6Comment le sujet forme-t-il des objets de culture? Objets qui sont des réalisations effectives des figures de la culture, œuvres de la civilisation qui inscrivent le sujet dans l’Histoire par son histoire et son geste créateur. Il s’agit donc de proposer une réflexion sur la création comme modèle de pensée et modèle d’exploration de ce sujet en crise ainsi que de cet appareil psychique en création. Comment ce mouvement créatif, si fragile en ce qu’il agite la structure psychique nous renseigne-t-il sur la brisure engendrée par les processus psychopathologiques? Une question que ne manqueront pas d’explorer certains des auteurs du collectif.

7Il est ainsi question d’une psychanalyse impliquée dans la culture, une psychanalyse en exploration au lieu même de l’extratopicité psychique construit par le processus du faire-œuvre (cet impératif de faire-œuvre est un engagement pulsionnel important, parfois sur le mode d’un dernier recours). Donc mise en contact et non application, métaphore plutôt qu’analogie, entre-deux plutôt que pont. Ces figures de retournement, figures dites de culture, viennent faire travailler le dedans analytique d’où ces figures sont issues et viennent réinterroger ses outils épistémiques.
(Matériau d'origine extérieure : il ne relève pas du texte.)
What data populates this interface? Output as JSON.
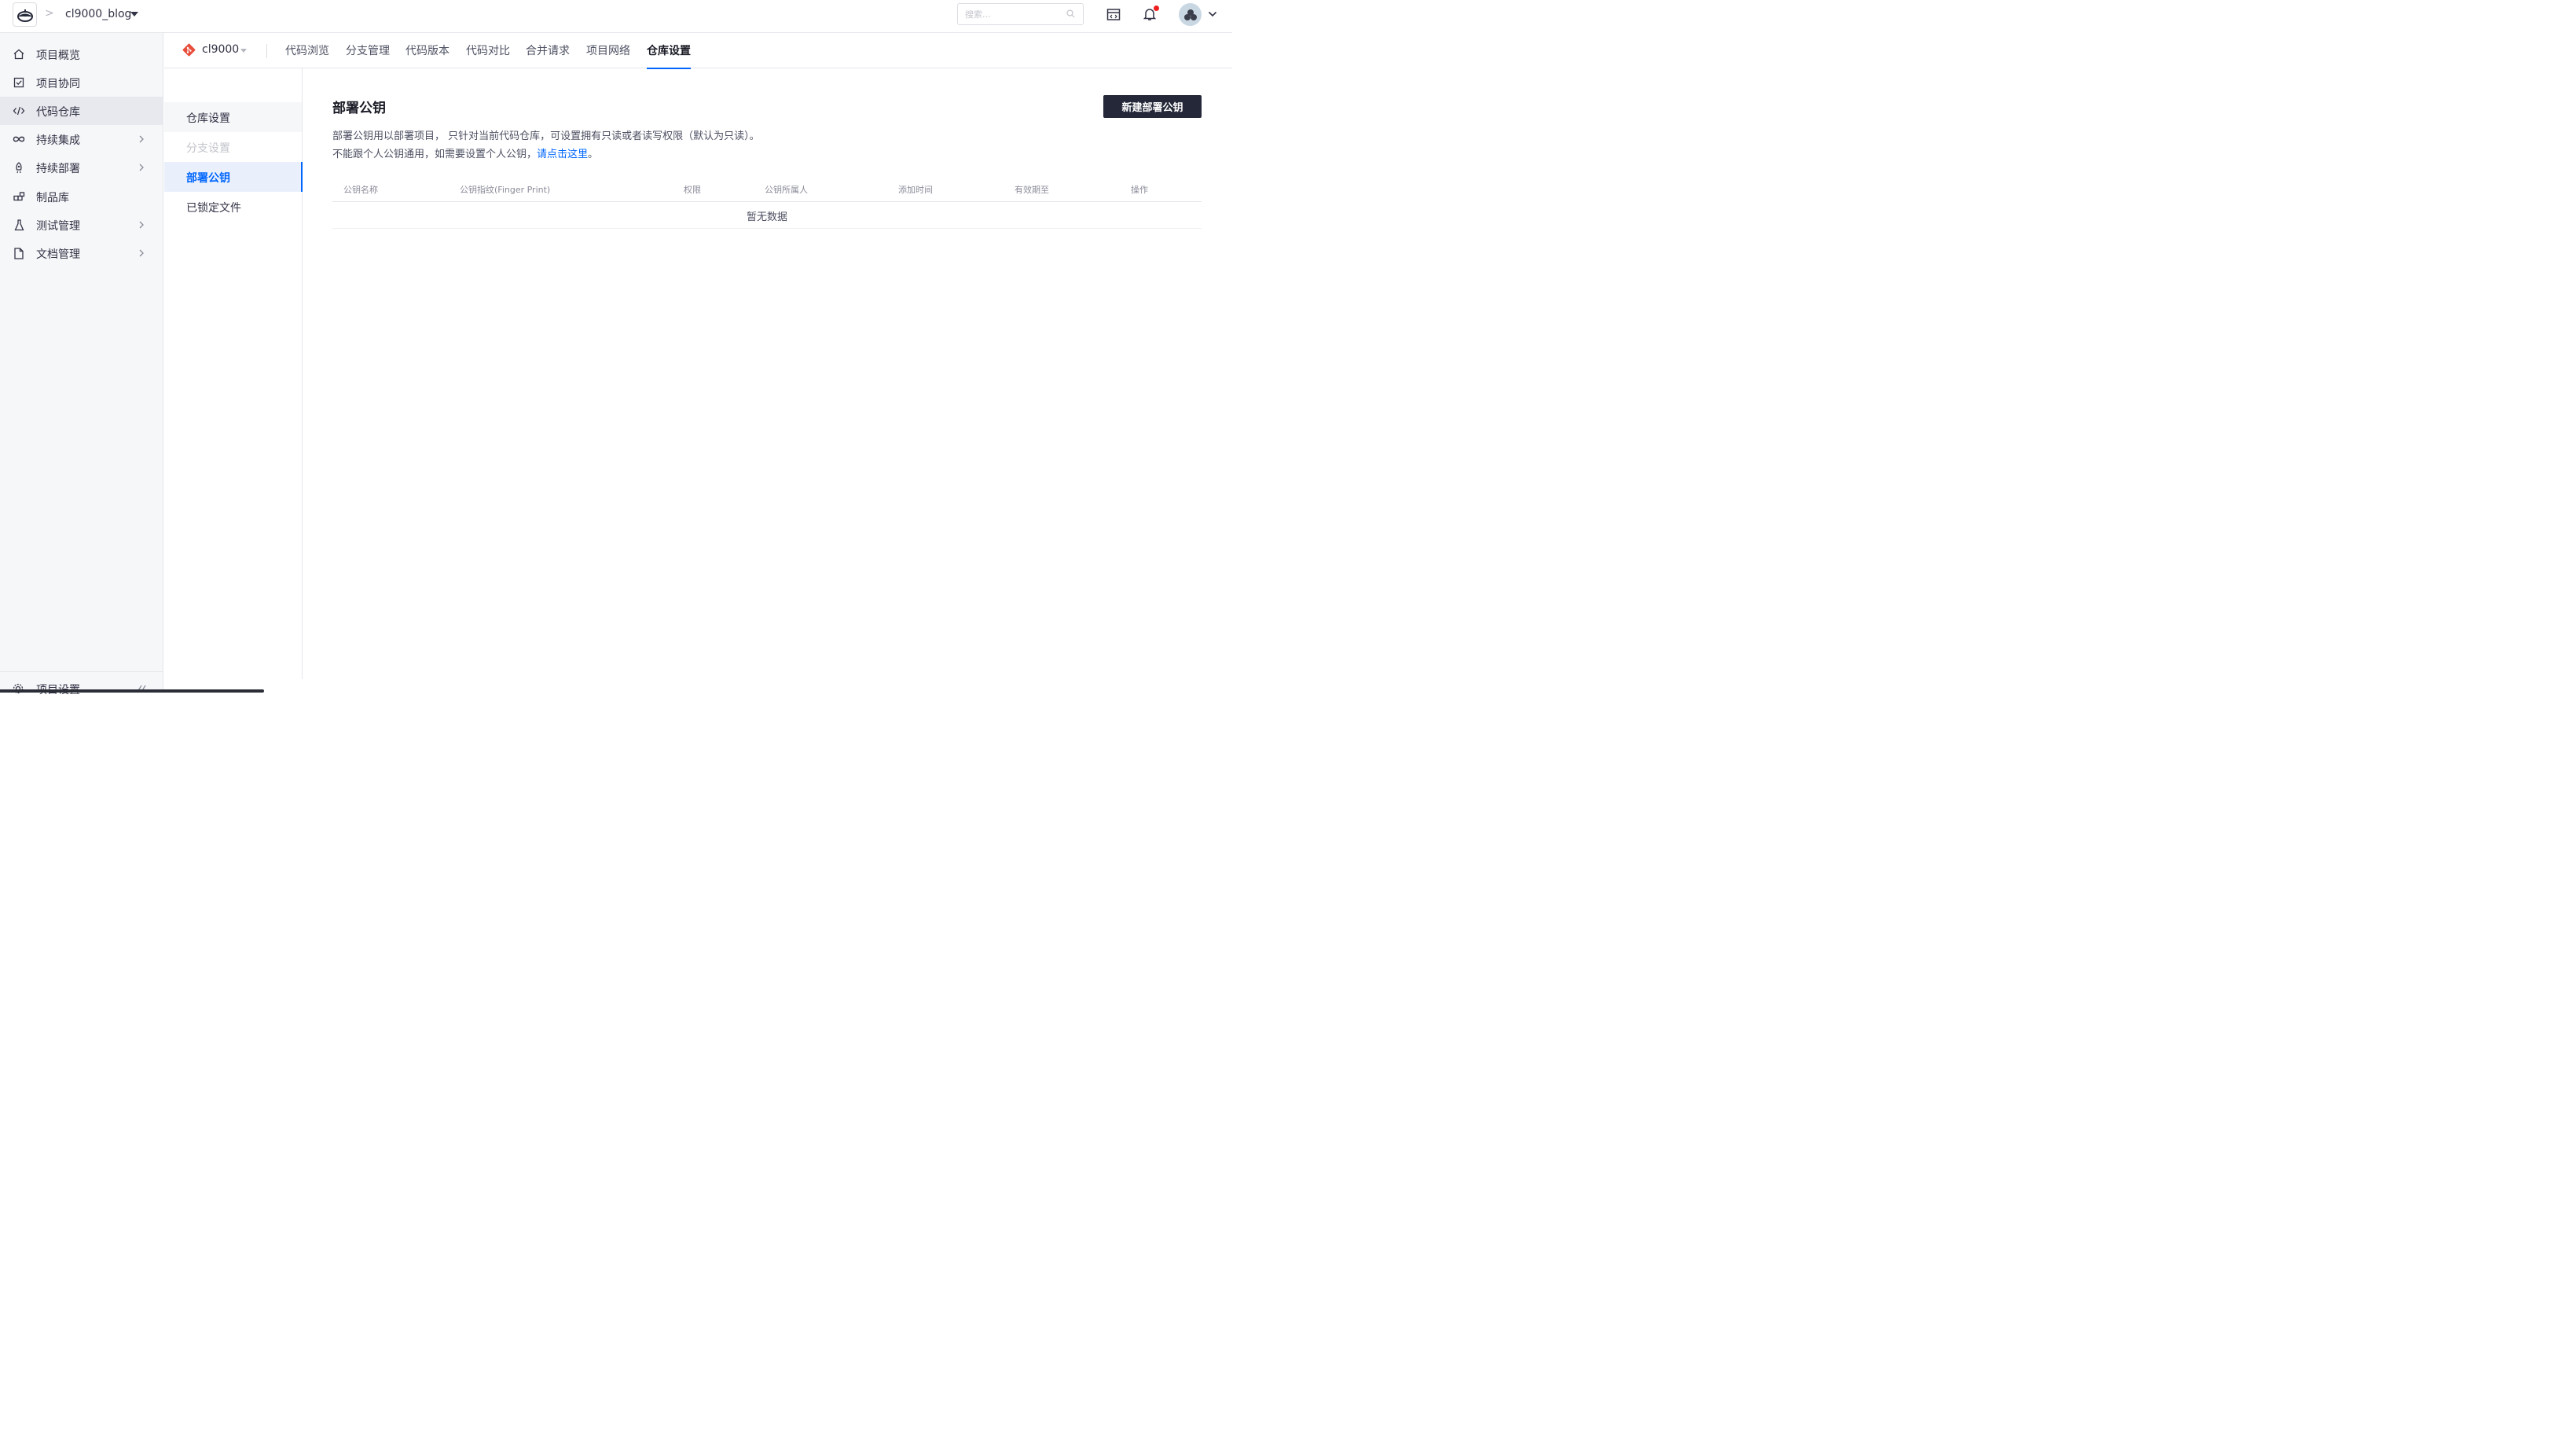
{
  "header": {
    "breadcrumb_separator": ">",
    "project_name": "cl9000_blog",
    "search_placeholder": "搜索...",
    "icons": [
      "logo-icon",
      "search-icon",
      "schedule-icon",
      "bell-icon",
      "avatar",
      "chevron-down-icon"
    ],
    "notification_dot_color": "#f01e1e"
  },
  "sidebar": {
    "items": [
      {
        "label": "项目概览",
        "icon": "home-icon",
        "has_submenu": false,
        "active": false
      },
      {
        "label": "项目协同",
        "icon": "checkbox-icon",
        "has_submenu": false,
        "active": false
      },
      {
        "label": "代码仓库",
        "icon": "code-icon",
        "has_submenu": false,
        "active": true
      },
      {
        "label": "持续集成",
        "icon": "infinity-icon",
        "has_submenu": true,
        "active": false
      },
      {
        "label": "持续部署",
        "icon": "rocket-icon",
        "has_submenu": true,
        "active": false
      },
      {
        "label": "制品库",
        "icon": "artifact-icon",
        "has_submenu": false,
        "active": false
      },
      {
        "label": "测试管理",
        "icon": "flask-icon",
        "has_submenu": true,
        "active": false
      },
      {
        "label": "文档管理",
        "icon": "document-icon",
        "has_submenu": true,
        "active": false
      }
    ],
    "bottom_label": "项目设置"
  },
  "repo": {
    "name": "cl9000",
    "tabs": [
      {
        "label": "代码浏览",
        "active": false
      },
      {
        "label": "分支管理",
        "active": false
      },
      {
        "label": "代码版本",
        "active": false
      },
      {
        "label": "代码对比",
        "active": false
      },
      {
        "label": "合并请求",
        "active": false
      },
      {
        "label": "项目网络",
        "active": false
      },
      {
        "label": "仓库设置",
        "active": true
      }
    ]
  },
  "settings_menu": [
    {
      "label": "仓库设置",
      "state": "normal"
    },
    {
      "label": "分支设置",
      "state": "disabled"
    },
    {
      "label": "部署公钥",
      "state": "selected"
    },
    {
      "label": "已锁定文件",
      "state": "normal"
    }
  ],
  "main": {
    "title": "部署公钥",
    "new_button": "新建部署公钥",
    "desc_line1": "部署公钥用以部署项目， 只针对当前代码仓库，可设置拥有只读或者读写权限（默认为只读）。",
    "desc_line2_prefix": "不能跟个人公钥通用，如需要设置个人公钥，",
    "desc_line2_link": "请点击这里",
    "desc_line2_suffix": "。",
    "columns": [
      "公钥名称",
      "公钥指纹(Finger Print)",
      "权限",
      "公钥所属人",
      "添加时间",
      "有效期至",
      "操作"
    ],
    "empty_text": "暂无数据"
  },
  "colors": {
    "accent": "#0066ff",
    "button_dark": "#242838",
    "sidebar_bg": "#f6f7f9",
    "sidebar_active": "#e7e9ee"
  }
}
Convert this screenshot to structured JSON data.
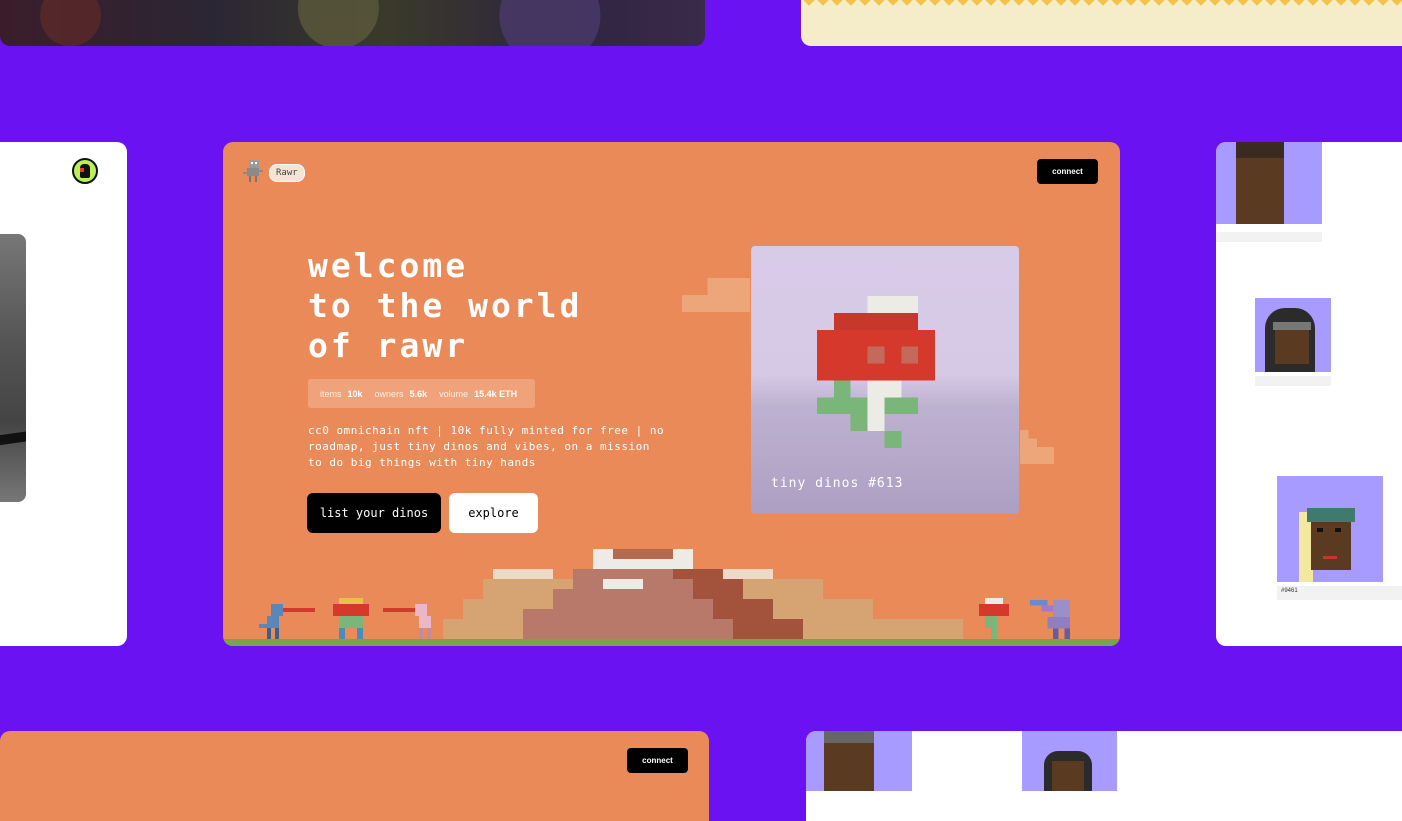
{
  "brand": {
    "name": "Rawr"
  },
  "header": {
    "connect_label": "connect"
  },
  "hero": {
    "title_lines": [
      "welcome",
      "to the world",
      "of rawr"
    ],
    "stats": [
      {
        "key": "items",
        "value": "10k"
      },
      {
        "key": "owners",
        "value": "5.6k"
      },
      {
        "key": "volume",
        "value": "15.4k ETH"
      }
    ],
    "description": "cc0 omnichain nft | 10k fully minted for free | no roadmap, just tiny dinos and vibes, on a mission to do big things with tiny hands",
    "primary_button": "list your dinos",
    "secondary_button": "explore"
  },
  "featured_nft": {
    "caption": "tiny dinos #613"
  },
  "right_panel": {
    "last_thumb_label": "#9461"
  },
  "bottom_window": {
    "connect_label": "connect"
  },
  "colors": {
    "page_bg": "#6a12f2",
    "main_bg": "#ea8a59",
    "button_dark": "#000000",
    "ground": "#79a34d",
    "nft_card_bg": "#d8cbe8",
    "thumb_bg": "#a79bff"
  }
}
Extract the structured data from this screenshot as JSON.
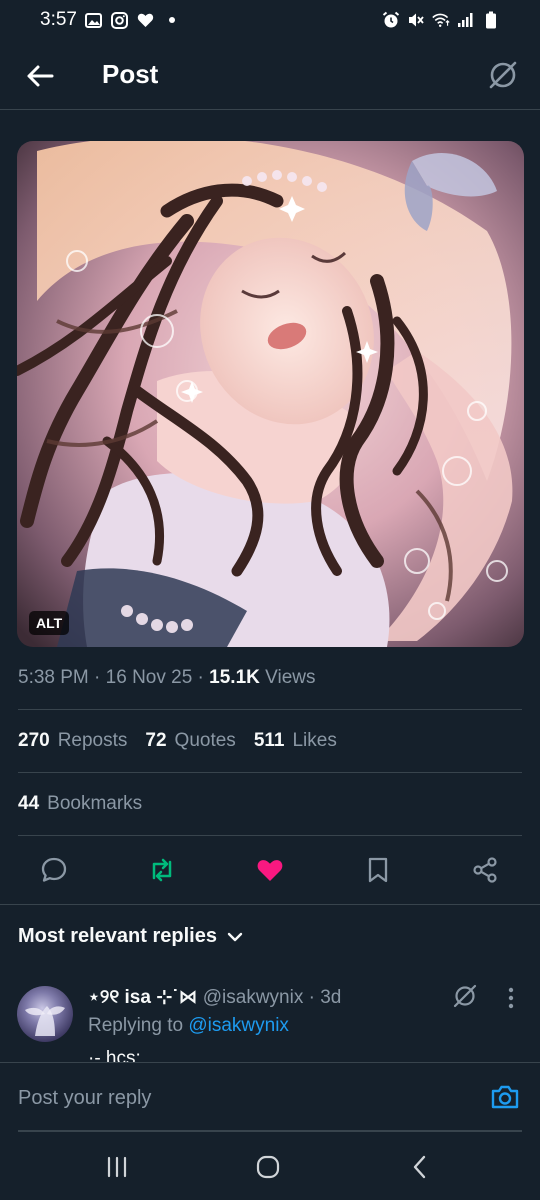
{
  "status_bar": {
    "time": "3:57",
    "left_icons": [
      "gallery-icon",
      "instagram-icon",
      "heart-icon",
      "dot-icon"
    ],
    "right_icons": [
      "alarm-icon",
      "mute-icon",
      "wifi-icon",
      "signal-icon",
      "battery-icon"
    ]
  },
  "header": {
    "title": "Post",
    "back_icon": "arrow-left-icon",
    "right_icon": "grok-icon"
  },
  "media": {
    "alt_badge": "ALT"
  },
  "meta": {
    "time": "5:38 PM",
    "sep1": " · ",
    "date": "16 Nov 25",
    "sep2": " · ",
    "views_count": "15.1K",
    "views_label": " Views"
  },
  "stats": {
    "reposts_count": "270",
    "reposts_label": "Reposts",
    "quotes_count": "72",
    "quotes_label": "Quotes",
    "likes_count": "511",
    "likes_label": "Likes",
    "bookmarks_count": "44",
    "bookmarks_label": "Bookmarks"
  },
  "actions": {
    "reply_icon": "reply-icon",
    "repost_icon": "repost-icon",
    "like_icon": "heart-filled-icon",
    "bookmark_icon": "bookmark-icon",
    "share_icon": "share-icon",
    "repost_color": "#00ba7c",
    "like_color": "#f91880"
  },
  "replies": {
    "header": "Most relevant replies",
    "first": {
      "display_name": "⋆୨୧ isa ⊹˙⋈",
      "handle": " @isakwynix",
      "time": " · 3d",
      "replying_prefix": "Replying to ",
      "replying_handle": "@isakwynix",
      "text": "·- hcs:"
    }
  },
  "compose": {
    "placeholder": "Post your reply",
    "camera_icon": "camera-icon"
  },
  "nav": {
    "recents_icon": "recents-icon",
    "home_icon": "home-icon",
    "back_icon": "back-chevron-icon"
  },
  "colors": {
    "background": "#15202b",
    "accent": "#1d9bf0",
    "muted": "#8b98a5",
    "divider": "#38444d"
  }
}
8Cet ouvrage collectif se compose de trois parties. Dans une première partie «Introduction à une métapsychologie de la création», les auteurs nous invitent à penser la «création» à partir de la métapsychologie mais on s’aperçoit que c’est du lieu même de la psychanalyse que «art» et «création» sont relevés à la manière de l’anamorphose dans le miroir courbe. Mais ainsi relevés au cœur même de la psychanalyse par son modèle conceptuel qu’est la métapsychologie, on s’aperçoit que ces deux mots (car comme le dit Paul-Laurent Assoun création est le mot qui vient lorsqu’on parle d’art) sont modifiés et prennent des couleurs proprement analytiques. Ainsi est-on tenté de parler, comme le dit JeanMichel Vives dans son article, d’un art de la psychanalyse. «Alors, l’art..., écrit Claude Maillard, L’art est dans la psychanalyse.» Dans un deuxième mouvement, «La psychanalyse à l’épreuve de la création», les auteurs prennent comme pré-textes pour penser une métapsychologie de la création, des objets esthétiques (l’œuvre picturale de Henri Michaux, la musique de Glenn Gould, l’œuvre écrite de F. Klein...). À l’épreuve de ses fictions, nous sommes au plus près du désir du sujet et avons une vue dégagée sur le fantasme et la jouissance. Comment le sujet jouit-il avec ses objets fabriqués par lui pour justement un plus-de-jouir? Enfin, dans un troisième mouvement, nous avons souhaité entendre des créateurs se mettre à l’épreuve de la psychanalyse. Ils s’y risquent et nous proposent des textes inédits. Ainsi, le plasticien et poète Jean-Luc Parant (créateurs de boules) propose un texte intitulé «Je suis aveugle de la terre toute entière», le poète Jude Stefan ce texte-poème «D’un ennui sans rémission» et Nourit Masson-Sékiné, artiste-peintre, un texte sur le Butoh, (danse d’avant-garde japonaise), et sa rencontre avec Kazuo Ohno, grande figure de ce qu’on pourrait appeler un art du silence. Alors mettons à notre tour ce livre collectif sur ces pas de danse : danse rythmée par le tempo de la vie psychique.

Note

  • [1]
    J. Lacan, «La formation des analystes à venir» paragraphe de «La chose freudienne ou Sens du retour à Freud en psychanalyse» (1955), in Ecrits, Paris, Seuil, 1966, p. 435.